Aktuelle Urol 2006; 37 - V138
DOI: 10.1055/s-2006-947527

Sakrale Neuromodulation mittels sub-sensorischer Stimulationsamplitude als effektive und anhaltende Therapiestrategie

KD Sievert 1, J Pannek 1, D Engeler 1, M Horstmann 1, AS Merseburger 1, L Hertle 1, A Stenzl 1
  • 1Eberhard-Karls-Universität, Tübingen

Hintergrund: Die Neuromodulation wurde in den 80er Jahren zur Behandlung unterschiedlicher Fehlfunktionen des unteren Harntrakts in die Klinik eingeführt. Bisher ist der Patient angehalten die Pulsation der Neuromodulatuion zu spüren. Die Folge ist häufig, dass die Modulatoramplitude im Laufe der Zeit erhöht werden muss. In der retrospektiven Studie wurde geprüft, ob durch ein modifiziertes Patiententraining mit entsprechender Effektivität der Neuromodulation unter Vermeidung einer höheren Amplituden erzielt und damit die Einsatzdauer der Modulatorbatterie verlängert und Kosten eingespart werden konnten.

Material und Methode: Im Zeitraum von 1999 bis 2005 wurden 52, die sich zuvor mindestens 3 Behandlungsversuchen unterzogen hatten, durch die peripherer Nervenevaluation (PNE) evaluiert, Neuromodulatoren implantiert. Alle behandelten Patienten hatten. 14 Männer und 38 Frauen (26–69 Jahre) erhielten nach erfolgreicher PNE mit einer um mindestens 70% Symptomverbesserung ein Implantat.. Die urologischen Fehlfunktionen dieser heterogenen Patientengruppe setzten sich aus Urge-Inkontinenz (UI, n=25), Harnverhalt (HV, n=17), Reflexblase (n=1), Schmerzsymptomatik des Beckens (n=3), neurogener Blase (n=2) und Stuhlinkontinenz (n=4) zusammen.Davon waren 46 IPGs (7 mit bilateralen Elektroden über ein Y-Stück mit dem Implantat verbunden; 39 mit unilateraler Elektrode) und weiterhin 6 TWINs (Doppelstimulatoren). Die Mehrzahl der Elektroden wurden im Foramen S3 uni- oder bilateral implantiert (85%). 16 Patienten erhielten die neue tined-lead Elektrode. Bei der Implantateinstellung wurden die Patienten angehalten, diejenige Stimulation anzugeben, die unter Änderung aller Parameter außer der Amplitude die stärkste Reizung in typischer Lokalisation bewirkte. Danach wurde die Amplitude unter den sensorischen Schwellenwert abgesenkt.

Ergebnisse: Die notwendige Amplitude lag im Mittel bei 1V (0,5–1,5V).

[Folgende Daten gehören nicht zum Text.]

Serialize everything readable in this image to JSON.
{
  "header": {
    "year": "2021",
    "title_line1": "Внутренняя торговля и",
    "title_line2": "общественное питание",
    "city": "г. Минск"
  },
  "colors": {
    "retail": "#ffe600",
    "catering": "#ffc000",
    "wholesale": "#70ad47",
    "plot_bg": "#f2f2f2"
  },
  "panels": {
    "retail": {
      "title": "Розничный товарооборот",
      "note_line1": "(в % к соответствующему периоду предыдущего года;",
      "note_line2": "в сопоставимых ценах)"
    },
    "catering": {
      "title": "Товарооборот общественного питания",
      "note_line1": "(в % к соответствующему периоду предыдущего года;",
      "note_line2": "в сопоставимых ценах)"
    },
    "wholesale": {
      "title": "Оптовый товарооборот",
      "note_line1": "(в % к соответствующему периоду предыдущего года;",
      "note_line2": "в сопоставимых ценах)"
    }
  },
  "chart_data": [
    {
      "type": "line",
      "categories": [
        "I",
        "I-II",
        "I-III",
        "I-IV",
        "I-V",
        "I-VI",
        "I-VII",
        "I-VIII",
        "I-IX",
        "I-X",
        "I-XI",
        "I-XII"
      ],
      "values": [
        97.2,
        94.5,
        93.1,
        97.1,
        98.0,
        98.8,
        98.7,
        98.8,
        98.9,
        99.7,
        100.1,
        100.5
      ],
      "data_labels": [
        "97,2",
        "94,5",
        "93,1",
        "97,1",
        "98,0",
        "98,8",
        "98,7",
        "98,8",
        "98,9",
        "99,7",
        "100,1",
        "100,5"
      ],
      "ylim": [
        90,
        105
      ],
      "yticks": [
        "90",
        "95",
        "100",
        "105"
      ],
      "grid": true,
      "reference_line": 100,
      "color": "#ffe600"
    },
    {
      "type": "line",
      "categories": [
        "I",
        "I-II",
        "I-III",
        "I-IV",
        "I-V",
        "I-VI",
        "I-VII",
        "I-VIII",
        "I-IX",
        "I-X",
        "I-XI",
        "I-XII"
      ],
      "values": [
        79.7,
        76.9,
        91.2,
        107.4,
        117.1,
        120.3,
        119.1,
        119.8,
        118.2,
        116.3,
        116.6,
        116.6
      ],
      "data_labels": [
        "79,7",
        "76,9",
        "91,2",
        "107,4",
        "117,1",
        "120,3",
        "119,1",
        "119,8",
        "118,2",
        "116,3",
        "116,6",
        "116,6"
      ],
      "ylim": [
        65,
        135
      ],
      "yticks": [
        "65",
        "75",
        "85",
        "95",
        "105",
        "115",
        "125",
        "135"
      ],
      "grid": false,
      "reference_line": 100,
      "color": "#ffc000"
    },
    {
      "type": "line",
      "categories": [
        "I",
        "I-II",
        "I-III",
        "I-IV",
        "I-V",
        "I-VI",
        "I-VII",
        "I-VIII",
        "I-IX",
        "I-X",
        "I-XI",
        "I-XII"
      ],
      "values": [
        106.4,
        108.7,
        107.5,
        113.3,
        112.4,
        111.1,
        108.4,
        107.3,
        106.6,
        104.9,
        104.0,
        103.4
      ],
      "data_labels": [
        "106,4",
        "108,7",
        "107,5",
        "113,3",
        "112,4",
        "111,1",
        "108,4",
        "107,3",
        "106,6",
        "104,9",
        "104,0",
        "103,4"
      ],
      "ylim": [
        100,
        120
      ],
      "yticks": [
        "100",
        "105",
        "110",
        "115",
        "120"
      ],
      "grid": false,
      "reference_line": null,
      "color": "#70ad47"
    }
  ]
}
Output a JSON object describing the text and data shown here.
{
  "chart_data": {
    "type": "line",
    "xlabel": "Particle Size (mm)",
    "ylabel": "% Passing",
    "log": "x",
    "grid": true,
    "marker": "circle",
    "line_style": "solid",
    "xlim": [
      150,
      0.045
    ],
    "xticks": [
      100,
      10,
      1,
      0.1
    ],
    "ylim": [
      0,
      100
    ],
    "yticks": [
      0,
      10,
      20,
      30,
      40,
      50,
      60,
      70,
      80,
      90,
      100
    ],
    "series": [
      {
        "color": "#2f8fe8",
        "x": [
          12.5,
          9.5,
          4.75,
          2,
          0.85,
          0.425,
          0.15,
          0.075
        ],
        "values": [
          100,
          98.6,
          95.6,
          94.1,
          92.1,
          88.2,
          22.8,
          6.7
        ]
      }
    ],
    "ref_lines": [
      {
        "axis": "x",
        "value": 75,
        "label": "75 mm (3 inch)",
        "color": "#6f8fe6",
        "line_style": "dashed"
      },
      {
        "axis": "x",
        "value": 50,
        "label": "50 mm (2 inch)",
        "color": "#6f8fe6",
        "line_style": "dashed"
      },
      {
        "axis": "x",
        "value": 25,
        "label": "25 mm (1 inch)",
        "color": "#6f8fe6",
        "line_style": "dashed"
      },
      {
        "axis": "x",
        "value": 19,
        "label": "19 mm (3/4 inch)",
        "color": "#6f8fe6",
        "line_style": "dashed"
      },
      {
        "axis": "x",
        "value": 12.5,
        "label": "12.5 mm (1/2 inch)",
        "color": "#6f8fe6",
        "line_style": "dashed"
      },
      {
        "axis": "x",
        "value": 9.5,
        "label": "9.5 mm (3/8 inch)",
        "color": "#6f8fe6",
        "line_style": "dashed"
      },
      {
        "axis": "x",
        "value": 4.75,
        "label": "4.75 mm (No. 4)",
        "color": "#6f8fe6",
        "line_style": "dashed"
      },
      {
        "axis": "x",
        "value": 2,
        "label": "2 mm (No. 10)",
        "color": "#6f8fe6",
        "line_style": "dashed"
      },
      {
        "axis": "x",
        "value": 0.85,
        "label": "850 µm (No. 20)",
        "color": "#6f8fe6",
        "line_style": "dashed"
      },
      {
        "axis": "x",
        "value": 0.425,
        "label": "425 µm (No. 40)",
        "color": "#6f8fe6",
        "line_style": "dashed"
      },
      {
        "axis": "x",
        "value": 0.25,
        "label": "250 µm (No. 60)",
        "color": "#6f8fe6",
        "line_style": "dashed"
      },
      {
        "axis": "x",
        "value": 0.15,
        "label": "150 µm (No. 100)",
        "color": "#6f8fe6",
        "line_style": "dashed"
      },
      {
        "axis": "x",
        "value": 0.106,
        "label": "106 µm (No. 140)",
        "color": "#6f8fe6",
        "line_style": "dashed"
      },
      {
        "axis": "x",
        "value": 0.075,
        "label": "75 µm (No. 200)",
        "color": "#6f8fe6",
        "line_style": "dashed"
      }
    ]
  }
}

In 45% der Patienten konnte eine signifikante Reduktion der Amplitude durch die Umkehr der Polarität erzielt werden. Weder der Typ des Implantats noch die Zahl der Elektroden hatte Einfluss auf die Parameter. Bei den Patienten mit Stuhlinkontinenz, normalisierte sich die Darmfunktion. Lediglich in 6 von 52 Patienten lies die Wirkung des Neuromodulators innerhalb der ersten 3–8 Monate postoperativ nach und konnte auch durch eine Nachjustierung der Parameter bzw. die Neuplatzierung der Elektroden (4 HV, 1 UI, 1 neurogene Blase) nicht erneut bewirkt werden. Bei 2 dieser 6 Patienten wurde das Implantat entfernt.

Diskussion: Die Neuromodulation unter Verwendung von subsensorischen Reizparametern ist eine wirksame Behandlungsmethode. Anhand der optimalen Parametereinstellung verbessert das Patientenbefinden und verlängert die Lebensdauer der Batterie. Optimierte Parameter verhindern eine Vernarbung an der Elektrode. Neben anderen Faktoren kann die höhere Amplitude eine Ursache sein, die eine nachlassende Wirkung bzw. eine Ineffektivität des Modulators bewirken kann.